I already mentioned that Chomsky interview on CNBC. If I want to see part two of the conversation, I never will, because NBC news owns the rights to it, no matter what moral force or human power that interview and others may have or how it serves the function of democracy.
Then there is stuff where access is impossible without youtube streaming, like Chomsky interviews. According to you guys CNBC can prevent me from seeing the Donahue, Chomsky interview because they own the copyright to the show?
You could have a system where if I wanted to stream that Chomsky, CNBC video I could challenge NBC to offer it themselves within a certain period.

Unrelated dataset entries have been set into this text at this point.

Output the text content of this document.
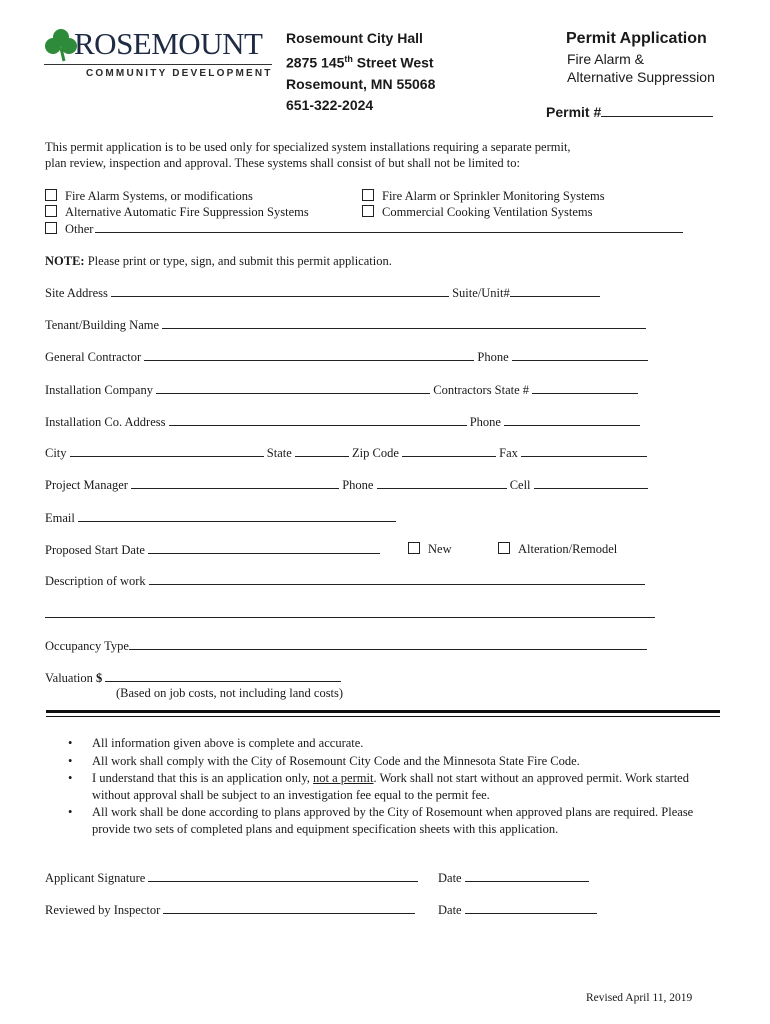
ROSEMOUNT
COMMUNITY DEVELOPMENT
Rosemount City Hall
2875 145th Street West
Rosemount, MN 55068
651-322-2024
Permit Application
Fire Alarm &
Alternative Suppression
Permit #
This permit application is to be used only for specialized system installations requiring a separate permit,
plan review, inspection and approval. These systems shall consist of but shall not be limited to:
Fire Alarm Systems, or modifications
Alternative Automatic Fire Suppression Systems
Other
Fire Alarm or Sprinkler Monitoring Systems
Commercial Cooking Ventilation Systems
NOTE: Please print or type, sign, and submit this permit application.
Site Address	Suite/Unit#
Tenant/Building Name
General Contractor	Phone
Installation Company	Contractors State #
Installation Co. Address	Phone
City	State	Zip Code	Fax
Project Manager	Phone	Cell
Email
Proposed Start Date	New	Alteration/Remodel
Description of work
Occupancy Type
Valuation $
(Based on job costs, not including land costs)
• All information given above is complete and accurate.
• All work shall comply with the City of Rosemount City Code and the Minnesota State Fire Code.
• I understand that this is an application only, not a permit. Work shall not start without an approved permit. Work started without approval shall be subject to an investigation fee equal to the permit fee.
• All work shall be done according to plans approved by the City of Rosemount when approved plans are required. Please provide two sets of completed plans and equipment specification sheets with this application.
Applicant Signature	Date
Reviewed by Inspector	Date
Revised April 11, 2019
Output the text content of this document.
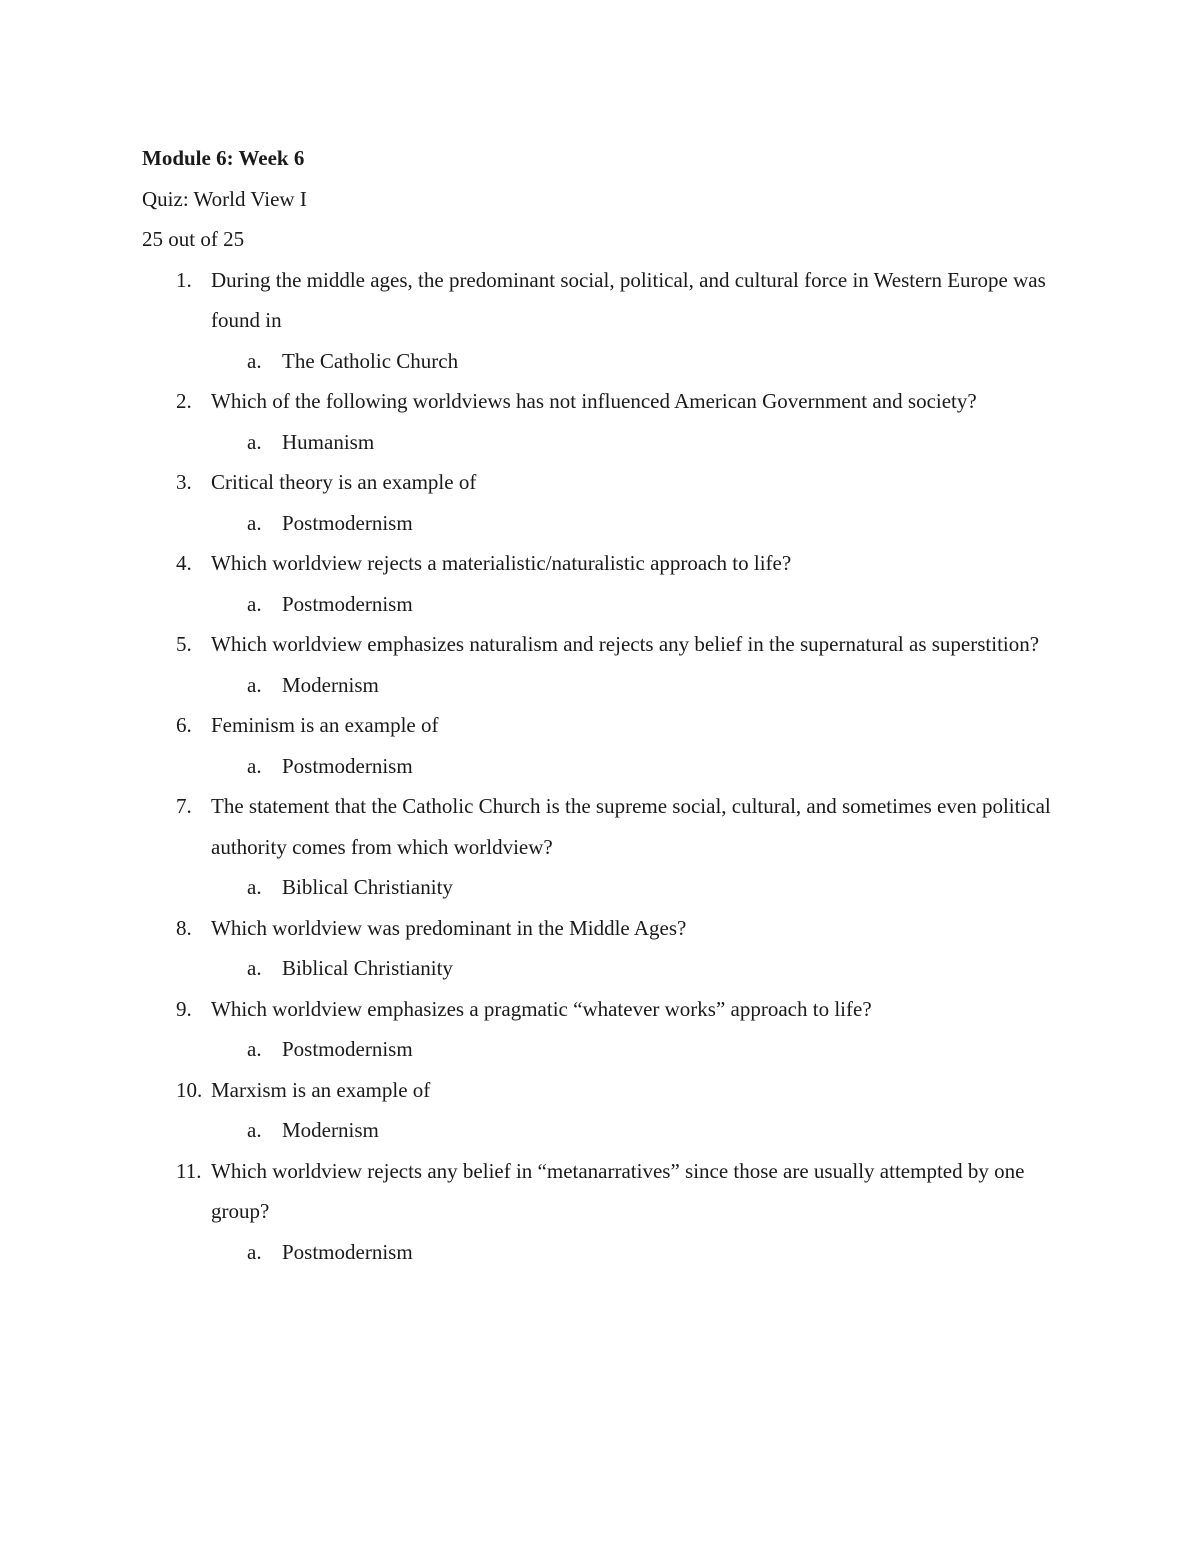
Module 6: Week 6

Quiz: World View I

25 out of 25

1. During the middle ages, the predominant social, political, and cultural force in Western Europe was found in
a. The Catholic Church
2. Which of the following worldviews has not influenced American Government and society?
a. Humanism
3. Critical theory is an example of
a. Postmodernism
4. Which worldview rejects a materialistic/naturalistic approach to life?
a. Postmodernism
5. Which worldview emphasizes naturalism and rejects any belief in the supernatural as superstition?
a. Modernism
6. Feminism is an example of
a. Postmodernism
7. The statement that the Catholic Church is the supreme social, cultural, and sometimes even political authority comes from which worldview?
a. Biblical Christianity
8. Which worldview was predominant in the Middle Ages?
a. Biblical Christianity
9. Which worldview emphasizes a pragmatic “whatever works” approach to life?
a. Postmodernism
10. Marxism is an example of
a. Modernism
11. Which worldview rejects any belief in “metanarratives” since those are usually attempted by one group?
a. Postmodernism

If they don't then I can legally stream it as long as I don't make money from it.
This goes back to my mention of Chomsky's interview on CNBC--the guy who posted that on youtube could be sued by NBC news.
So in summation:
1) You don't cite an actual event that has occurred where free speech has been beaten down because someone chose to pursue enforcement of their copyright. You're instead citing a personal concern based on a hypothetical situation.
2) You can't cite an event because you don't have an event to cite.

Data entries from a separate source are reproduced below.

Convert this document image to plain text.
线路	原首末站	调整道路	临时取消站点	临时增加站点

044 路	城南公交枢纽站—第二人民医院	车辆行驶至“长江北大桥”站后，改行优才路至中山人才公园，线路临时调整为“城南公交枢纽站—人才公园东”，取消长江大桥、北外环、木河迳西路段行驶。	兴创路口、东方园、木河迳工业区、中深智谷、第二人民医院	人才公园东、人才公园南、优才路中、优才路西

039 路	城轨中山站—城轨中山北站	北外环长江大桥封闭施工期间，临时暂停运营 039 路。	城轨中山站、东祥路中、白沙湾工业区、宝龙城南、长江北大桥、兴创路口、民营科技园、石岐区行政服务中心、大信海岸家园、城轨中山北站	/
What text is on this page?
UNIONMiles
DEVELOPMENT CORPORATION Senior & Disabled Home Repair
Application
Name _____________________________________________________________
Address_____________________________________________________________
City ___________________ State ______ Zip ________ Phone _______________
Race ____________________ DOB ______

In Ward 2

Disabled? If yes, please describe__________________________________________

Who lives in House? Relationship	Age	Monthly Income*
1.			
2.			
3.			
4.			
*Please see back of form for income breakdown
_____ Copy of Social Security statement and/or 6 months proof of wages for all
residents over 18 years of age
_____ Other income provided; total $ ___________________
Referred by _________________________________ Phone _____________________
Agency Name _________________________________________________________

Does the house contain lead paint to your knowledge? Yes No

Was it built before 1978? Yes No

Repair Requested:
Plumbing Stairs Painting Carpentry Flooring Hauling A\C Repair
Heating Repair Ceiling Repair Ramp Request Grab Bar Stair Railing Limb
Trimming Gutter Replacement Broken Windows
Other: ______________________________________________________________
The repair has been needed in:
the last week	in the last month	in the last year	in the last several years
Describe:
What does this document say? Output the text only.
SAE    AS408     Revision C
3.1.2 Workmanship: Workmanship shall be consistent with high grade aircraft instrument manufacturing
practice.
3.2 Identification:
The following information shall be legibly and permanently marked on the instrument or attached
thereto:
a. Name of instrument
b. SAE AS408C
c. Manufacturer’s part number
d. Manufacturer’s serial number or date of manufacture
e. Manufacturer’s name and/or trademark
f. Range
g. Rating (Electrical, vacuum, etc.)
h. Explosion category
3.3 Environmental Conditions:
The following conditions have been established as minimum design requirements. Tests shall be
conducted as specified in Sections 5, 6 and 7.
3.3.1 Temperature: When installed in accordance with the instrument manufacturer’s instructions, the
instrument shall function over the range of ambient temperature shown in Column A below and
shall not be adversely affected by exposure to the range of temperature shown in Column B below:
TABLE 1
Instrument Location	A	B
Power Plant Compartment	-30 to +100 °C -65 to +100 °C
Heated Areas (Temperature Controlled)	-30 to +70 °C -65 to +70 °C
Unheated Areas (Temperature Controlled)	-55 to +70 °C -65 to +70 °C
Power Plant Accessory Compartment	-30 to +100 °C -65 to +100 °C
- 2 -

3) I suspect you've never investigated whether CNBC would license the video, would allow someone to host it, would make a transcript available, or allow the interview to be collected. Have you? Did you ever try to contact CNBC about getting a copy for your library? About posting the interview as something you find pertinent and critical to share? Do you know what CNBC would ask for such a thing?
Until you've investigated the potential, who are you to bemoan the system? Because you can't have something with ZERO effort? Because someone else hasn't done the work for you? Because it's simply easier to Chicken Little around the yard and scream about what COULD happen under the law, instead of seeing if you can work within the law to make something happen?